Czech investment group

Creditas Group is a Czech family-owned investment group active in financial services, energy and real estate. It was formed in 2021 by combining businesses owned by Czech financier Pavel Hubáček that had previously operated under the Unicapital and Creditas brands.

The group includes Banka Creditas and MeDirect in financial services, UCED in energy, and Creditas Real Estate. It operates in several European countries, including the Czech Republic, Slovakia, Poland, Malta and Belgium.

At the end of 2025, Creditas reported assets of €13.4 billion and profit of €249 million. Forbes reported revenue of CZK 21.6 billion, EBITDA of CZK 7.4 billion and about 2,500 employees in 2026.

== History ==
Pavel Hubáček founded the investment group Unicapital in 2013. Its early investments included energy, real estate and agriculture. Hubáček also invested in Creditas, then a Czech credit union, which received a banking licence in 2016.

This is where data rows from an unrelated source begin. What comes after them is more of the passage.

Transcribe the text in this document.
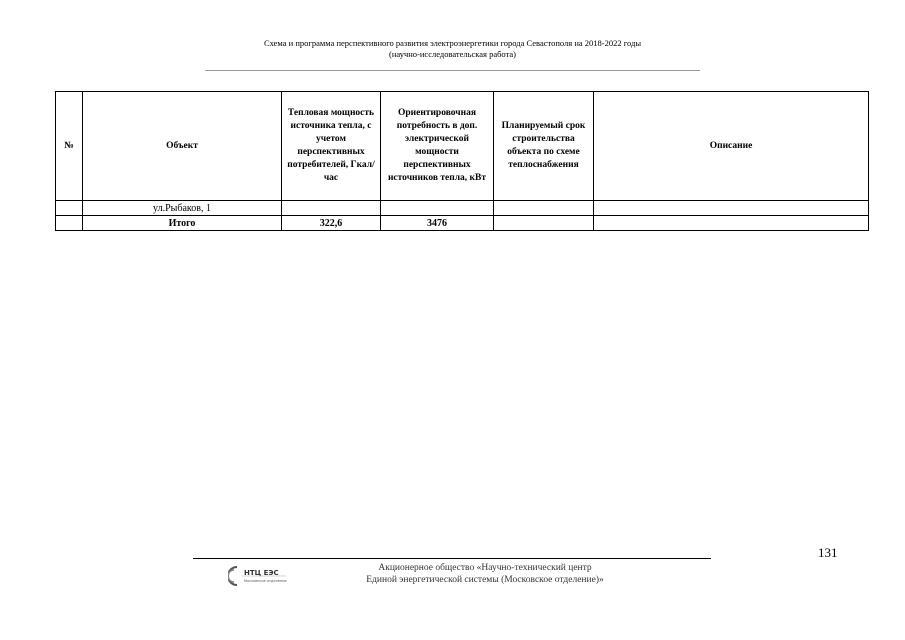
Схема и программа перспективного развития электроэнергетики города Севастополя на 2018-2022 годы
(научно-исследовательская работа)
№	Объект	Тепловая мощность источника тепла, с учетом перспективных потребителей, Гкал/час	Ориентировочная потребность в доп. электрической мощности перспективных источников тепла, кВт	Планируемый срок строительства объекта по схеме теплоснабжения	Описание
	ул.Рыбаков, 1				
	Итого	322,6	3476		
131
НТЦ ЕЭС
Московское отделение
Акционерное общество «Научно-технический центр
Единой энергетической системы (Московское отделение)»
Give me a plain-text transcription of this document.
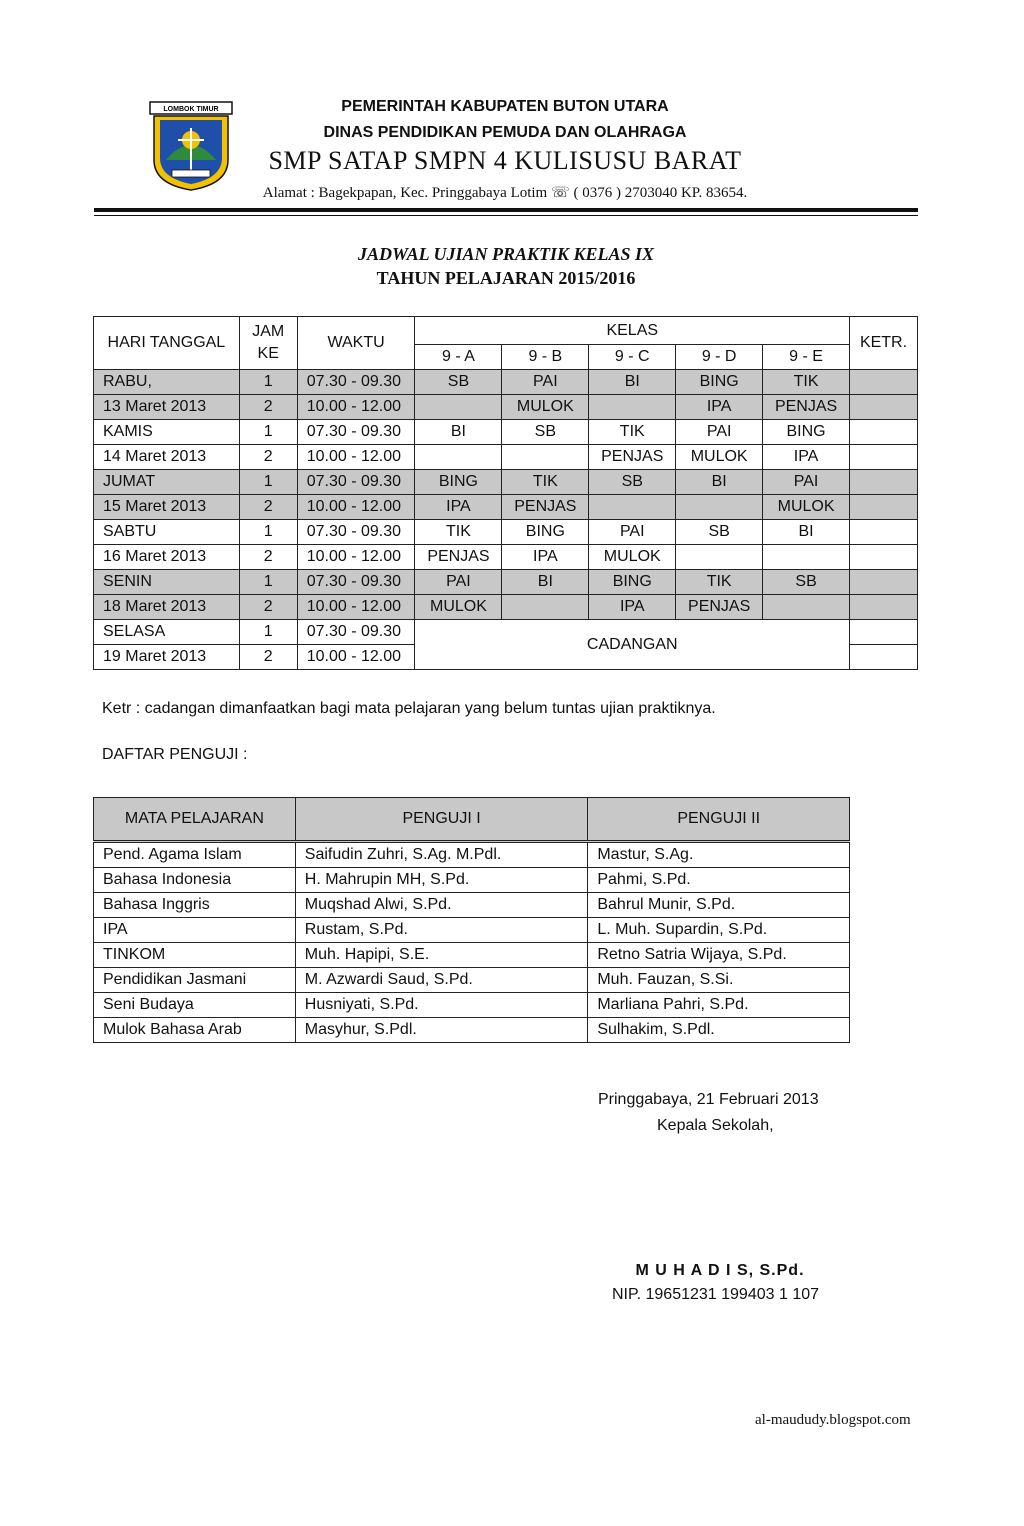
LOMBOK TIMUR	PEMERINTAH KABUPATEN BUTON UTARA
DINAS PENDIDIKAN PEMUDA DAN OLAHRAGA
SMP SATAP SMPN 4 KULISUSU BARAT
Alamat : Bagekpapan, Kec. Pringgabaya Lotim ☏ ( 0376 ) 2703040 KP. 83654.
JADWAL UJIAN PRAKTIK KELAS IX
TAHUN PELAJARAN 2015/2016
HARI TANGGAL	JAM KE	WAKTU	KELAS					KETR.
			9 - A	9 - B	9 - C	9 - D	9 - E	
RABU,	1	07.30 - 09.30	SB	PAI	BI	BING	TIK	
13 Maret 2013	2	10.00 - 12.00		MULOK		IPA	PENJAS	
KAMIS	1	07.30 - 09.30	BI	SB	TIK	PAI	BING	
14 Maret 2013	2	10.00 - 12.00			PENJAS	MULOK	IPA	
JUMAT	1	07.30 - 09.30	BING	TIK	SB	BI	PAI	
15 Maret 2013	2	10.00 - 12.00	IPA	PENJAS			MULOK	
SABTU	1	07.30 - 09.30	TIK	BING	PAI	SB	BI	
16 Maret 2013	2	10.00 - 12.00	PENJAS	IPA	MULOK			
SENIN	1	07.30 - 09.30	PAI	BI	BING	TIK	SB	
18 Maret 2013	2	10.00 - 12.00	MULOK		IPA	PENJAS		
SELASA	1	07.30 - 09.30	CADANGAN					
19 Maret 2013	2	10.00 - 12.00						
Ketr : cadangan dimanfaatkan bagi mata pelajaran yang belum tuntas ujian praktiknya.
DAFTAR PENGUJI :
MATA PELAJARAN	PENGUJI I	PENGUJI II
Pend. Agama Islam	Saifudin Zuhri, S.Ag. M.Pdl.	Mastur, S.Ag.
Bahasa Indonesia	H. Mahrupin MH, S.Pd.	Pahmi, S.Pd.
Bahasa Inggris	Muqshad Alwi, S.Pd.	Bahrul Munir, S.Pd.
IPA	Rustam, S.Pd.	L. Muh. Supardin, S.Pd.
TINKOM	Muh. Hapipi, S.E.	Retno Satria Wijaya, S.Pd.
Pendidikan Jasmani	M. Azwardi Saud, S.Pd.	Muh. Fauzan, S.Si.
Seni Budaya	Husniyati, S.Pd.	Marliana Pahri, S.Pd.
Mulok Bahasa Arab	Masyhur, S.Pdl.	Sulhakim, S.Pdl.
Pringgabaya, 21 Februari 2013
Kepala Sekolah,
M U H A D I S, S.Pd.
NIP. 19651231 199403 1 107
al-maududy.blogspot.com
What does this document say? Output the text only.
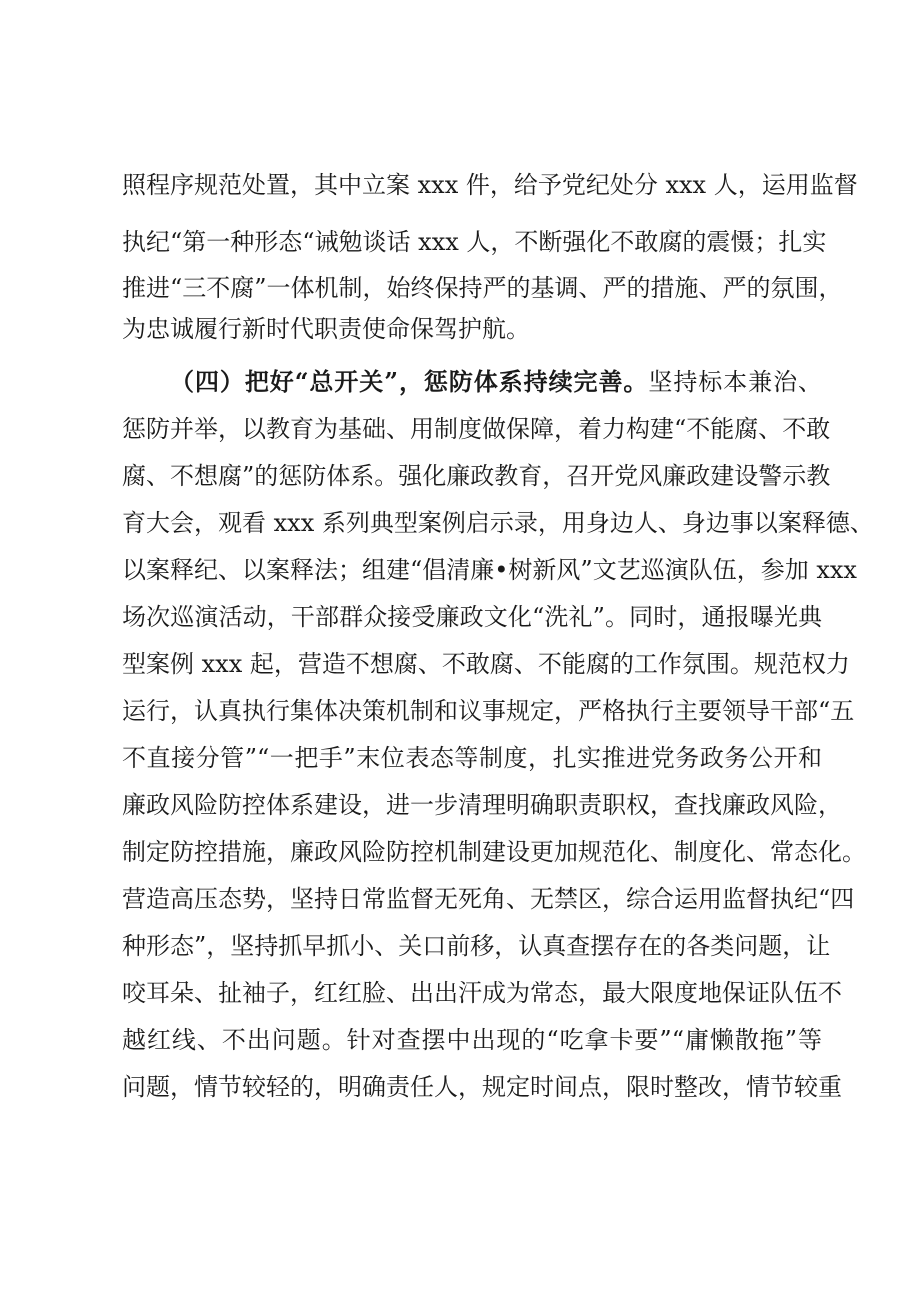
照程序规范处置，其中立案 xxx 件，给予党纪处分 xxx 人，运用监督
执纪“第一种形态“诫勉谈话 xxx 人，不断强化不敢腐的震慑；扎实
推进“三不腐”一体机制，始终保持严的基调、严的措施、严的氛围，
为忠诚履行新时代职责使命保驾护航。
（四）把好“总开关”，惩防体系持续完善。坚持标本兼治、
惩防并举，以教育为基础、用制度做保障，着力构建“不能腐、不敢
腐、不想腐”的惩防体系。强化廉政教育，召开党风廉政建设警示教
育大会，观看 xxx 系列典型案例启示录，用身边人、身边事以案释德、
以案释纪、以案释法；组建“倡清廉•树新风”文艺巡演队伍，参加 xxx
场次巡演活动，干部群众接受廉政文化“洗礼”。同时，通报曝光典
型案例 xxx 起，营造不想腐、不敢腐、不能腐的工作氛围。规范权力
运行，认真执行集体决策机制和议事规定，严格执行主要领导干部“五
不直接分管”“一把手”末位表态等制度，扎实推进党务政务公开和
廉政风险防控体系建设，进一步清理明确职责职权，查找廉政风险，
制定防控措施，廉政风险防控机制建设更加规范化、制度化、常态化。
营造高压态势，坚持日常监督无死角、无禁区，综合运用监督执纪“四
种形态”，坚持抓早抓小、关口前移，认真查摆存在的各类问题，让
咬耳朵、扯袖子，红红脸、出出汗成为常态，最大限度地保证队伍不
越红线、不出问题。针对查摆中出现的“吃拿卡要”“庸懒散拖”等
问题，情节较轻的，明确责任人，规定时间点，限时整改，情节较重
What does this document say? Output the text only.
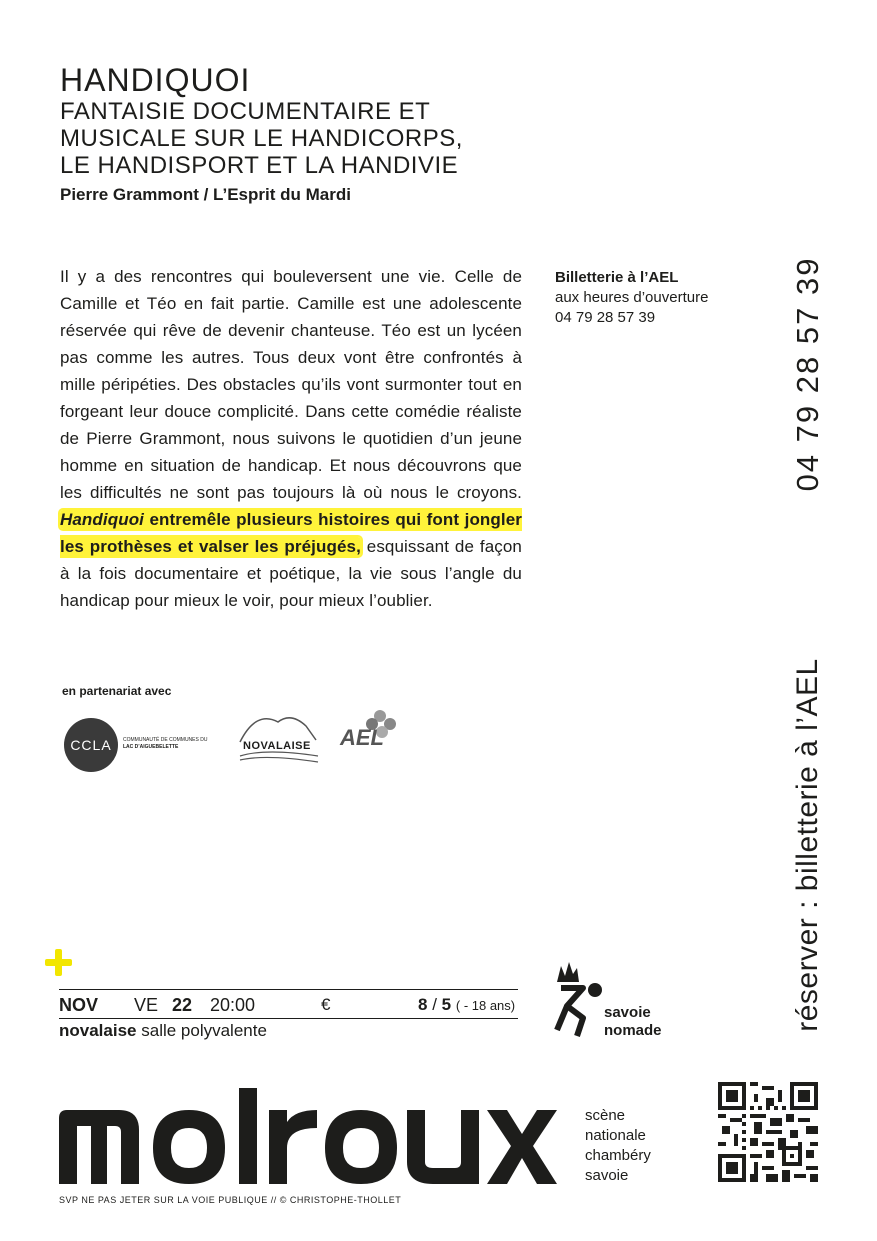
HANDIQUOI
FANTAISIE DOCUMENTAIRE ET
MUSICALE SUR LE HANDICORPS,
LE HANDISPORT ET LA HANDIVIE
Pierre Grammont / L’Esprit du Mardi
Il y a des rencontres qui bouleversent une vie. Celle de Camille et Téo en fait partie. Camille est une adolescente réservée qui rêve de devenir chanteuse. Téo est un lycéen pas comme les autres. Tous deux vont être confrontés à mille péripéties. Des obstacles qu’ils vont surmonter tout en forgeant leur douce complicité. Dans cette comédie réaliste de Pierre Grammont, nous suivons le quotidien d’un jeune homme en situation de handicap. Et nous découvrons que les difficultés ne sont pas toujours là où nous le croyons. Handiquoi entremêle plusieurs histoires qui font jongler les prothèses et valser les préjugés, esquissant de façon à la fois documentaire et poétique, la vie sous l’angle du handicap pour mieux le voir, pour mieux l’oublier.
Billetterie à l’AEL
aux heures d’ouverture
04 79 28 57 39	04 79 28 57 39
réserver : billetterie à l’AEL
en partenariat avec
CCLA COMMUNAUTÉ DE COMMUNES DU
LAC D’AIGUEBELETTE	NOVALAISE AEL
NOV VE 22 20:00	€	8 / 5 ( - 18 ans)
novalaise salle polyvalente
savoie
nomade
scène
nationale
chambéry
savoie
SVP NE PAS JETER SUR LA VOIE PUBLIQUE // © CHRISTOPHE-THOLLET
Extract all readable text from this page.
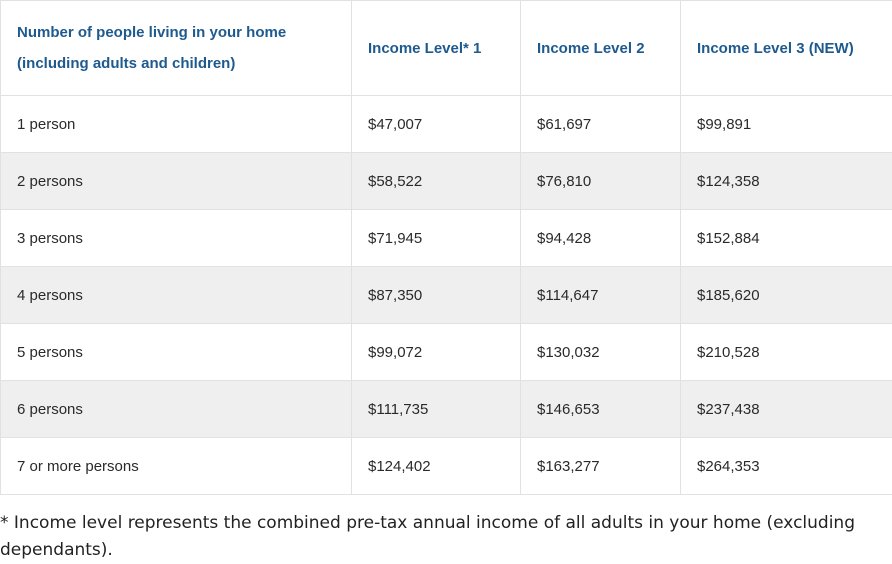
Number of people living in your home
(including adults and children)	Income Level* 1	Income Level 2	Income Level 3 (NEW)
1 person	$47,007	$61,697	$99,891
2 persons	$58,522	$76,810	$124,358
3 persons	$71,945	$94,428	$152,884
4 persons	$87,350	$114,647	$185,620
5 persons	$99,072	$130,032	$210,528
6 persons	$111,735	$146,653	$237,438
7 or more persons	$124,402	$163,277	$264,353

* Income level represents the combined pre-tax annual income of all adults in your home (excluding dependants).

In 2021, Hubáček reorganised his businesses under the Creditas name. Banka Creditas and companies previously grouped under Unicapital were brought together under CREDITAS B.V., a holding company based in the Netherlands. Seznam Zprávy described Creditas as a new investment group formed from Hubáček's existing businesses. The group increasingly focused on three areas: financial services, energy and real estate.

Banka Creditas acquired Expobank CZ in 2022. The bank was renamed Max banka and merged into Banka Creditas in October 2024.

Creditas also expanded abroad. In 2023, it acquired the British electricity producer InterGen, which operated about 2.8 GW of generating capacity in the United Kingdom. The company was sold to Sev.en Global Investments in 2024.

In September 2025, Banka Creditas completed the acquisition of MDB Group, the parent company of MeDirect Bank, after receiving approval from the European Central Bank. MeDirect operates mainly in Malta and Belgium and had more than 160,000 customers and over €6 billion in assets around the time of the acquisition. The acquisition expanded Creditas's banking business into Western Europe.

== Operations ==

=== Financial services ===
The group's financial-services businesses include Banka Creditas in the Czech Republic and MeDirect in Malta and Belgium. Banka Creditas provides retail and corporate banking, while MeDirect focuses on digital banking, savings and investment services.

=== Energy ===
Energy activities are grouped mainly under UCED. The company is active in electricity and heat generation, energy distribution and supply, and decentralised energy infrastructure. Creditas has expanded these activities beyond the Czech Republic, including into Slovakia and Poland.

=== Real estate ===
Creditas Real Estate develops and invests in residential and commercial property. Its portfolio includes homes for sale and rental housing.

By 2025, the division had more than 5,500 residential units in its portfolio, according to group CEO Jiří Hrouda. E15 reported in 2026 that its projects had grown from smaller developments to investments worth several billion Czech crowns.

== Ownership and management ==
Pavel Hubáček controlled Creditas Group until 2025, when he transferred ownership to members of his family and stepped back from management.

His sons later took responsibility for different parts of the business. Tomáš Hubáček oversees banking and financial services, while David Hubáček is responsible for real estate, development and energy. Jiří Hrouda is chief executive of the group.